Topic
  • 9 replies
  • Latest Post - ‏2013-02-19T21:42:15Z by aelfner
aelfner
aelfner
47 Posts

Pinned topic DHCP handshake failing

‏2013-02-07T05:30:12Z |
Kernel Service VM build fails on DHCP handshake, resulting in timeout. New VM on Storage-1 issues DHCPDISCOVER, PXE picks up, issues DHCPOFFER back, but new VM doesn't seem to see it and continue with the DHCPREQUEST.

PXE is a Wkstn-9 VM talking on eth0, Storage-1 is a Wkstn-9 VM talking on br0. iptables irrelevant (same result on or off).

tcpdump logs attached (as 1 file due to limitations of this wiki)

Appreciate any insight.
Updated on 2013-02-19T21:42:15Z at 2013-02-19T21:42:15Z by aelfner
  • SystemAdmin
    SystemAdmin
    92 Posts

    Re: DHCP handshake failing

    ‏2013-02-07T13:36:47Z  
    How many NICs have the PXE ?
  • aelfner
    aelfner
    47 Posts

    Re: DHCP handshake failing

    ‏2013-02-07T16:39:26Z  
    How many NICs have the PXE ?
    Just one.
  • SystemAdmin
    SystemAdmin
    92 Posts

    Re: DHCP handshake failing

    ‏2013-02-08T10:51:11Z  
    Hi,
    it seems more a network issue probably related to the VMware Workstation 9 configuration.
    Have the 2 VMs the same network configured ?
  • aelfner
    aelfner
    47 Posts

    Re: DHCP handshake failing

    ‏2013-02-08T17:12:12Z  
    Hi,
    it seems more a network issue probably related to the VMware Workstation 9 configuration.
    Have the 2 VMs the same network configured ?
    They're setup up the same way they were with SCP 1.2. Attachment shows interfaces and routes.
  • SystemAdmin
    SystemAdmin
    92 Posts

    Re: DHCP handshake failing

    ‏2013-02-11T15:12:53Z  
    • aelfner
    • ‏2013-02-08T17:12:12Z
    They're setup up the same way they were with SCP 1.2. Attachment shows interfaces and routes.
    In the screenshot I see that they pxe and the storage-1 seem to have 2 different default gateway and/or dns.
    Could you check if it is true ?
  • aelfner
    aelfner
    47 Posts

    Re: DHCP handshake failing

    ‏2013-02-14T03:54:09Z  
    In the screenshot I see that they pxe and the storage-1 seem to have 2 different default gateway and/or dns.
    Could you check if it is true ?
    Hi Pino,

    I've set the routes and /etc/resolv.conf's the same, and removed an extraneous interface on storage-1. Still the DHCPOFFER from PXE is not being seeen by the test program (dhtest) or a started KVM vm. iptables is off on both sides, traceroute shows direct connections (1 hop).
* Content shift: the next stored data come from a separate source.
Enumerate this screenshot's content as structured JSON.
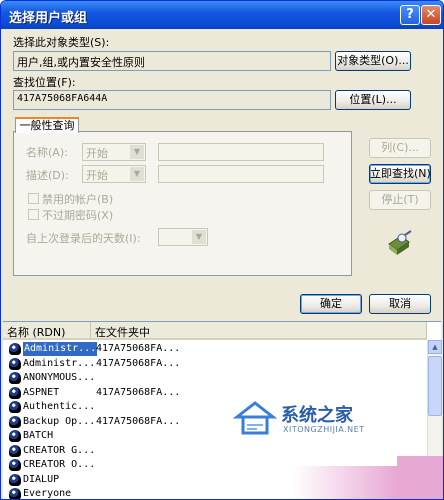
{
  "window": {
    "title": "选择用户或组",
    "help_label": "?",
    "close_label": "✕"
  },
  "object_type": {
    "label": "选择此对象类型(S):",
    "value": "用户,组,或内置安全性原则",
    "button": "对象类型(O)..."
  },
  "location": {
    "label": "查找位置(F):",
    "value": "417A75068FA644A",
    "button": "位置(L)..."
  },
  "general_query": {
    "tab": "一般性查询",
    "name_label": "名称(A):",
    "name_op": "开始",
    "desc_label": "描述(D):",
    "desc_op": "开始",
    "disabled_accounts": "禁用的帐户(B)",
    "non_expiring_pw": "不过期密码(X)",
    "days_since_logon": "自上次登录后的天数(I):"
  },
  "buttons": {
    "columns": "列(C)...",
    "find_now": "立即查找(N)",
    "stop": "停止(T)",
    "ok": "确定",
    "cancel": "取消"
  },
  "results": {
    "headers": [
      "名称 (RDN)",
      "在文件夹中"
    ],
    "rows": [
      {
        "name": "Administr...",
        "folder": "417A75068FA...",
        "selected": true
      },
      {
        "name": "Administr...",
        "folder": "417A75068FA...",
        "selected": false
      },
      {
        "name": "ANONYMOUS...",
        "folder": "",
        "selected": false
      },
      {
        "name": "ASPNET",
        "folder": "417A75068FA...",
        "selected": false
      },
      {
        "name": "Authentic...",
        "folder": "",
        "selected": false
      },
      {
        "name": "Backup Op...",
        "folder": "417A75068FA...",
        "selected": false
      },
      {
        "name": "BATCH",
        "folder": "",
        "selected": false
      },
      {
        "name": "CREATOR G...",
        "folder": "",
        "selected": false
      },
      {
        "name": "CREATOR O...",
        "folder": "",
        "selected": false
      },
      {
        "name": "DIALUP",
        "folder": "",
        "selected": false
      },
      {
        "name": "Everyone",
        "folder": "",
        "selected": false
      }
    ]
  },
  "watermark": {
    "brand": "系统之家",
    "url": "XITONGZHIJIA.NET"
  }
}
I am stumped. I ran dhcpdump, but it just shows me greater detail of the requests/offers, but not WHY the server offer is not seen by the client.

    The appliance works, but of course, that is a bunch of KVM vms on top of a single WS9 vm, versus this where I have either 2 WS9 vms or 1 WS9 vm talking to a KVM vm on top of a WS9 vm. Either way, this should be simple IP chatter if routing is correct - just can't figure it out.

    Appreciate any help.
  • SystemAdmin
    SystemAdmin
    92 Posts

    Re: DHCP handshake failing

    ‏2013-02-17T19:30:45Z  
    There are a few things you need to be aware of when running SCP (or any hypervisor-based system) within VMware Workstation. From the screenshots you appear to be running Linux, so you need to make sure that promiscuous mode is enabled on the /dev/vmnet adapter that you are using. There are many ways to do this, but for a quick test you can run the following command to change the settings. Note: You will need to power off all VM's and shut down VMWS before doing this.

    chmod 777 /dev/vmnet*

    Secondly, the vmxnet3 adapter has a habit of dropping UDP packets on occasion (documented on the VMware KB). As a result, services such as DHCP/DNS/TFTP can experience issues (much like what you are seeing). Ensure that for all of your VM's (especially the compute/storage nodes) the e1000 adapter type is specified in the vmx. Without this you will find that PXE-booting is unreliable and the installation process will typically fail.

    Finally, ensure you haven't left a firewall active on the Firstbox system. As the first 1024 ports are typically blocked on RedHat for incoming traffic you could be hitting issues there as well. Run 'iptables -L' to see what rules you have active, and use 'service ip6tables stop ; service iptables stop' to shut the firewall down.

    It is possible to do what you are describing (I do it all the time). Let us know how you get on.
  • SystemAdmin
    SystemAdmin
    92 Posts

    Re: DHCP handshake failing

    ‏2013-02-17T19:35:56Z  
    I forgot to mention (not strictly related).. Ensure in VMWS9 that you have the nested virtualization support enabled otherwise the build of the Kernel Service virtual machines will fail. You can enable this either through the UI or by editing the VMX and adding the following line:

    vhv.enable = "TRUE"

    You should also ensure that where possible (i.e if your hardware is new enough) you change the virtualization engine to use VT and EPT, not just VT and not automatic. You will need this for the nested support.
  • aelfner
    aelfner
    47 Posts

    Re: DHCP handshake failing

    ‏2013-02-19T21:42:15Z  
    I forgot to mention (not strictly related).. Ensure in VMWS9 that you have the nested virtualization support enabled otherwise the build of the Kernel Service virtual machines will fail. You can enable this either through the UI or by editing the VMX and adding the following line:

    vhv.enable = "TRUE"

    You should also ensure that where possible (i.e if your hardware is new enough) you change the virtualization engine to use VT and EPT, not just VT and not automatic. You will need this for the nested support.
    Stuart,

    Just the other day I thought of the promiscuous mode requirement and noticed it was no longer set. I had updated my /etc/init.d/vmware-workstation-server to include the chmod over a year ago, but that script must have been overwritten at some point. Got a chance to try things out today and the install works fine. As always, very much appreciate your help and insight,

    Axel